Die Reise hat einmal mehr gezeigt, wie wichtig Besuche vor Ort sind, um die guten Beziehungen zu den ICO-Projektpartnern zu pflegen und den Christen vor Ort Mut zu machen. Letztlich sind die Teilnehmerinnen und Teilnehmer der Reise aber selbst reich beschenkt zurück nach Österreich bekommen. Reich an vielen neuen Freunden und beeindruckt vom Lebensmut und tiefen Glauben, mit dem die verbliebenen Christen im Irak ihren schwierigen Alltag meistern.
Unsere Reisegruppe bestand neben ICO-Obmann Dadas und Bischof Freistetter aus der neuen ICO-Geschäftsführerin Ursula Hois, ICO-Projektreferent Stefan Maier, Georg Bruckner von der Wiener Pfarre Ober St. Veit, die seit Jahren eine Partnerschaft mit der Pfarre Enishke pflegt, der Journalistin Hermine Schreiberhuber (APA), dem Journalisten Stephan Baier (Die Tagespost) und ICO-Chefredakteur Georg Pulling, seines Zeichens Autor des folgenden Reiseberichts:
Mehrere Stunden dauerte die Fahrt von unserem Quartier im sicheren Kurdistan bis in die Millionenmetropole Mosul am Tigris. Wir passierten zahlreiche Checkpoints der kurdischen Sicherheitskräfte, dann kamen die Checkpoints der irakischen Armee und in Mosul waren es vor allem schiitische Milizen, die die Kontrollpunkte besetzt halten und in den Straßen patroullierten.
Schließlich kamen wir bei Erzbischof Michael Najeeb Moussa an, der die chaldäische Pauluskirche zu seinem Bischofssitz gemacht hat. Die Kirche wurde renoviert und ist bei weitem groß genug für die wenigen Christen, die bisher nach Mosul zurückgekehrt sind. Erzbischof Moussa sprach von nicht mehr als 50 christlichen Familien.
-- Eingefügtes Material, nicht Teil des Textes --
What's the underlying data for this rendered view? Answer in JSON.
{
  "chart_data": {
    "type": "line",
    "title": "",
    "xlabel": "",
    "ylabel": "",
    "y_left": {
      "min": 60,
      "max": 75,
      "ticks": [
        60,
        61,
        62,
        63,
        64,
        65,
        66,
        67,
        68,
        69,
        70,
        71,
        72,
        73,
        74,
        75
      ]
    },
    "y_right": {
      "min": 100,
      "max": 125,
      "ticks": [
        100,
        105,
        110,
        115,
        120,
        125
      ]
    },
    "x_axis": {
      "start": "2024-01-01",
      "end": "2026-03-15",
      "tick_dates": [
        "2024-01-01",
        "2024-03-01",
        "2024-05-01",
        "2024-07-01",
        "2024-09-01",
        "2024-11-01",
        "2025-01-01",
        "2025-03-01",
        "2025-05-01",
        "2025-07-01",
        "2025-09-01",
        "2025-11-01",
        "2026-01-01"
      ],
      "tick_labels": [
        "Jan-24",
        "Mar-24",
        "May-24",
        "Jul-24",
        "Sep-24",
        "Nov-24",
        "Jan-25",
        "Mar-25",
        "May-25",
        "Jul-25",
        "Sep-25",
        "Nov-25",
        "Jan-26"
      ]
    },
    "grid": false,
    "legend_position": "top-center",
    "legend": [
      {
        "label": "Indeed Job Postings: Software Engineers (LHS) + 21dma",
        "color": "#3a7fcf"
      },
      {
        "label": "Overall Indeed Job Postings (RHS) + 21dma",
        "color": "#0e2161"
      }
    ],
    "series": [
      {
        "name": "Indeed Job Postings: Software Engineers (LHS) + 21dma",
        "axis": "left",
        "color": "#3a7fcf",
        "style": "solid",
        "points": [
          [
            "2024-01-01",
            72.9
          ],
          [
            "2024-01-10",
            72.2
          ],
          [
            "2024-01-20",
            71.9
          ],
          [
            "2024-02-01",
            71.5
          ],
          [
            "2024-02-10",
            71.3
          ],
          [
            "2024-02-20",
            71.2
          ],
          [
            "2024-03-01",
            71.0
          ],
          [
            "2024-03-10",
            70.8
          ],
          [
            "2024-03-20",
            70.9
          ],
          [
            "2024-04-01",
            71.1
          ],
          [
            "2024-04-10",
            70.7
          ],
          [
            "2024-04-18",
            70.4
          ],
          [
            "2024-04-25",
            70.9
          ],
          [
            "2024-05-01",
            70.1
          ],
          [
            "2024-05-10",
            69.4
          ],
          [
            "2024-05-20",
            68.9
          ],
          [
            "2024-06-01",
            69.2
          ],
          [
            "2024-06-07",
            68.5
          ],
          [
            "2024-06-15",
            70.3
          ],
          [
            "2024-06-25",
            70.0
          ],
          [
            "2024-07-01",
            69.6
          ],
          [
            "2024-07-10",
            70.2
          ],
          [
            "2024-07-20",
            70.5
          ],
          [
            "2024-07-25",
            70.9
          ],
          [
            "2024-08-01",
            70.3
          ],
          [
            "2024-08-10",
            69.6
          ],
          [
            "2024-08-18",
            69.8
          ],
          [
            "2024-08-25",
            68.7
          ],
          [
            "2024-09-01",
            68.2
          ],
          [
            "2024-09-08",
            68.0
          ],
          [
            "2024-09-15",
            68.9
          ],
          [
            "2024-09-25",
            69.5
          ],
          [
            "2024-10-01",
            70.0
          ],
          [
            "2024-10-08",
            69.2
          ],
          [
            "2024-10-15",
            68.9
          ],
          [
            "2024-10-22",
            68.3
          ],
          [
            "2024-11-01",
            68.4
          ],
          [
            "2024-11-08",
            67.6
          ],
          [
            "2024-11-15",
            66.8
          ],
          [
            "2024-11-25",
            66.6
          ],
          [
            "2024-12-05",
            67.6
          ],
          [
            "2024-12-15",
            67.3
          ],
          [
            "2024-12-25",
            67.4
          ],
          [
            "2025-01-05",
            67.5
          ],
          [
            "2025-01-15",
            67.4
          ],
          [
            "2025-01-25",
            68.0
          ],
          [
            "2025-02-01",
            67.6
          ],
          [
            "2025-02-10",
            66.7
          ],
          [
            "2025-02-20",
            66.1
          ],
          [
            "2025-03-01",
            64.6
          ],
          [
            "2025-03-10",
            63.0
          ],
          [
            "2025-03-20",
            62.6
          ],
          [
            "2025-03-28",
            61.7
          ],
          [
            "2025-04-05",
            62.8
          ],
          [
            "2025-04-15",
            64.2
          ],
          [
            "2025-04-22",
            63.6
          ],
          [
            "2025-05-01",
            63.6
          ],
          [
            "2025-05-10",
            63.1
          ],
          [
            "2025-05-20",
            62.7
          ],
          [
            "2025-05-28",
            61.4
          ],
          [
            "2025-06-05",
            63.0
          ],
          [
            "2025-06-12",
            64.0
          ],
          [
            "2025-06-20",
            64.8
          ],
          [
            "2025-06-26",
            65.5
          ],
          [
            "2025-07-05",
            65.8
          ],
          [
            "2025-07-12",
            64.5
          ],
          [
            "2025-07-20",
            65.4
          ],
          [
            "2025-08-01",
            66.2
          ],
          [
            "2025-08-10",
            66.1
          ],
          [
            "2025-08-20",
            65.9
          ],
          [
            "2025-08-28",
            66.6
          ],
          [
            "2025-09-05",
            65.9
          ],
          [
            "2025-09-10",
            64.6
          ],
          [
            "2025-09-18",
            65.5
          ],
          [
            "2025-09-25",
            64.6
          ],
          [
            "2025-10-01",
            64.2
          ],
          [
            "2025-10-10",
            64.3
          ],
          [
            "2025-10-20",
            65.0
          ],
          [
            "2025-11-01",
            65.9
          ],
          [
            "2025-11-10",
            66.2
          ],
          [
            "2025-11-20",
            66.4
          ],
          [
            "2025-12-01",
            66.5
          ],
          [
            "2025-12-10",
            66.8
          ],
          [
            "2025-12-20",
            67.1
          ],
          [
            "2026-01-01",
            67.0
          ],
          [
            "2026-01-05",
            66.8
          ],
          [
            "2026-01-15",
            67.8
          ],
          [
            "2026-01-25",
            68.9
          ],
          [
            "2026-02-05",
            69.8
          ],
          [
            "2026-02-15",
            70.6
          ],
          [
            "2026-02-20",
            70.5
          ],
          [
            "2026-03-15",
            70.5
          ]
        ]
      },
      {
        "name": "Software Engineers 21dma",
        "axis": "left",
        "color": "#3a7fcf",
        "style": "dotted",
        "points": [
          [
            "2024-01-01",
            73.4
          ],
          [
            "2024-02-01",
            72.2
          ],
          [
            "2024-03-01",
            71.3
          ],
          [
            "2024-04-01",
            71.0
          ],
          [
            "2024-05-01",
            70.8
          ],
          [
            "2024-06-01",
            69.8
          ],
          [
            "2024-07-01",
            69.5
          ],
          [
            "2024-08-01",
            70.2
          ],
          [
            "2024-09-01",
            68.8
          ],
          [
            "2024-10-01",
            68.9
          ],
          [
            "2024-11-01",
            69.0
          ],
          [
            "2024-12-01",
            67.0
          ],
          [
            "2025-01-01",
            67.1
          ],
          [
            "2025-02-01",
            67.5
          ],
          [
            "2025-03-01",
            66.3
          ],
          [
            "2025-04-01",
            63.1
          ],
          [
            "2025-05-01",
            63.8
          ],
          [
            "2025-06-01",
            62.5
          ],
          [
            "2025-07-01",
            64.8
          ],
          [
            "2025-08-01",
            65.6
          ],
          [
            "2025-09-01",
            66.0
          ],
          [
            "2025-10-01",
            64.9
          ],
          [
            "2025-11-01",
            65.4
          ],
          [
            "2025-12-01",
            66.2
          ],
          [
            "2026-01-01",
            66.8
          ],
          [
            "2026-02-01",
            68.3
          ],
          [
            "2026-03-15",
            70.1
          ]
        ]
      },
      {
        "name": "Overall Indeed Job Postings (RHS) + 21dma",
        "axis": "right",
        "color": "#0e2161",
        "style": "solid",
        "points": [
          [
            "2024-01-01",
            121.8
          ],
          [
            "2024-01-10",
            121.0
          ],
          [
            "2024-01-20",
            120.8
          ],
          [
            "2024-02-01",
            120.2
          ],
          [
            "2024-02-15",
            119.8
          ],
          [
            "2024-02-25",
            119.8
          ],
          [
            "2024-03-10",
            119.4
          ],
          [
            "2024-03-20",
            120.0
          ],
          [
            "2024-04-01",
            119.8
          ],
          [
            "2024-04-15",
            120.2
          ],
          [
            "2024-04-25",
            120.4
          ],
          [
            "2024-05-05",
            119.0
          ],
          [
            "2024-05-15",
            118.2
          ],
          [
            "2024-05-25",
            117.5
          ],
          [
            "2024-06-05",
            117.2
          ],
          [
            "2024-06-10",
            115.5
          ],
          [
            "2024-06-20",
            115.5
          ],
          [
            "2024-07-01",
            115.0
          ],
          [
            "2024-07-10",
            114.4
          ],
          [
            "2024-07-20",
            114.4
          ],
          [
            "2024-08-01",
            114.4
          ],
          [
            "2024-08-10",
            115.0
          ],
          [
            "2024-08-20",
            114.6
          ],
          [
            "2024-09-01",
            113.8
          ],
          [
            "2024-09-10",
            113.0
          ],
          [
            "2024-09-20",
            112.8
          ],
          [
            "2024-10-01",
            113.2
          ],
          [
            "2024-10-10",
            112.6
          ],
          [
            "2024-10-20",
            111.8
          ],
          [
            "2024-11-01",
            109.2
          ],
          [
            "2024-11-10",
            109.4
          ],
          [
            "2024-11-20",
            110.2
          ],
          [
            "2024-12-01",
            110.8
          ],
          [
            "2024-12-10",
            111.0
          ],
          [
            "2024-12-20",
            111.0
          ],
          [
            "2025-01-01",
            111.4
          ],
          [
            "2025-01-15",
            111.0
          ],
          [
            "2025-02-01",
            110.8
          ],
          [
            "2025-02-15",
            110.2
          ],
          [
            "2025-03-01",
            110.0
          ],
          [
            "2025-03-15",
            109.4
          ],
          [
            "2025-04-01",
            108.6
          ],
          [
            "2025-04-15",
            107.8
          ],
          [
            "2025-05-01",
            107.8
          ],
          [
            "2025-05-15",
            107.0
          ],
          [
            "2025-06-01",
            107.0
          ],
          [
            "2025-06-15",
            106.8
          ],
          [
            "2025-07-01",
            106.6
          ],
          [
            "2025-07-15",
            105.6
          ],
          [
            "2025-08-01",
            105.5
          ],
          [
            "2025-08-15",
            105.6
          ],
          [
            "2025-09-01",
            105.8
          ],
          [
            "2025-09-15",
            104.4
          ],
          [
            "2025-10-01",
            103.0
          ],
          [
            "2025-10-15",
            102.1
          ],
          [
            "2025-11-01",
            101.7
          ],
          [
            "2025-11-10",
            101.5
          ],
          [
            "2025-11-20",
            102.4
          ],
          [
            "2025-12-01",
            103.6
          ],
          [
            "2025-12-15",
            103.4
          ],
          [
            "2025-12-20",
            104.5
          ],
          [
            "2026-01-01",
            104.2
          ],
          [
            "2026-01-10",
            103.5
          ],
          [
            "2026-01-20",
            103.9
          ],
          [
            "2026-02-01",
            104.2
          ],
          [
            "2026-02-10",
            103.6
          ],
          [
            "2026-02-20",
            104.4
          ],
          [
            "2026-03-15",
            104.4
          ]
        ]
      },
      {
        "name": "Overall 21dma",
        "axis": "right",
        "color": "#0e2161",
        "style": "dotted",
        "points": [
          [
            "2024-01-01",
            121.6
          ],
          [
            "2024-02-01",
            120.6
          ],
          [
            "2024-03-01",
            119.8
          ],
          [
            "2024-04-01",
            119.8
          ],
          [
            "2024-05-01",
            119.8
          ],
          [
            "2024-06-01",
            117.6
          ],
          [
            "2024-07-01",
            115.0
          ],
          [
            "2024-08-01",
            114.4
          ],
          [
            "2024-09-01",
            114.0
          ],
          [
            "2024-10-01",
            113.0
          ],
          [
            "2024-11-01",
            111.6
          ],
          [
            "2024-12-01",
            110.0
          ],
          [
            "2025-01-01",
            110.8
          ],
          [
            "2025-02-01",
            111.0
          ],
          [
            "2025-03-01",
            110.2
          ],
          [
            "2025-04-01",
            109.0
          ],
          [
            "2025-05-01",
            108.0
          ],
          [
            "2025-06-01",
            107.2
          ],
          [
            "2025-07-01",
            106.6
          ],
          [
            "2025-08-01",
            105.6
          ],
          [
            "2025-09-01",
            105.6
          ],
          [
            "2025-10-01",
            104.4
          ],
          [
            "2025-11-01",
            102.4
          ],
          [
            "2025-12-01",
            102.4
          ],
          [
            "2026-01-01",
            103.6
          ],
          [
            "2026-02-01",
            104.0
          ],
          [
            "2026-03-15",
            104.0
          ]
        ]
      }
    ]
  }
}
Alle 35 Kirchen Mossuls wurden von den IS-Terroristen während ihrer Schreckensherrschaft von 2014 bis 2017 zerstört bzw. bei der Rückeroberung dem Boden gleich gemacht. Neben der Pauluskirche wurden inzwischen zwei weitere Kirchen sowie in Teilen das chaldäische Georgskloster renoviert, eines der großen spirituellen Zentren der Kirche in vergangenen besseren Jahren.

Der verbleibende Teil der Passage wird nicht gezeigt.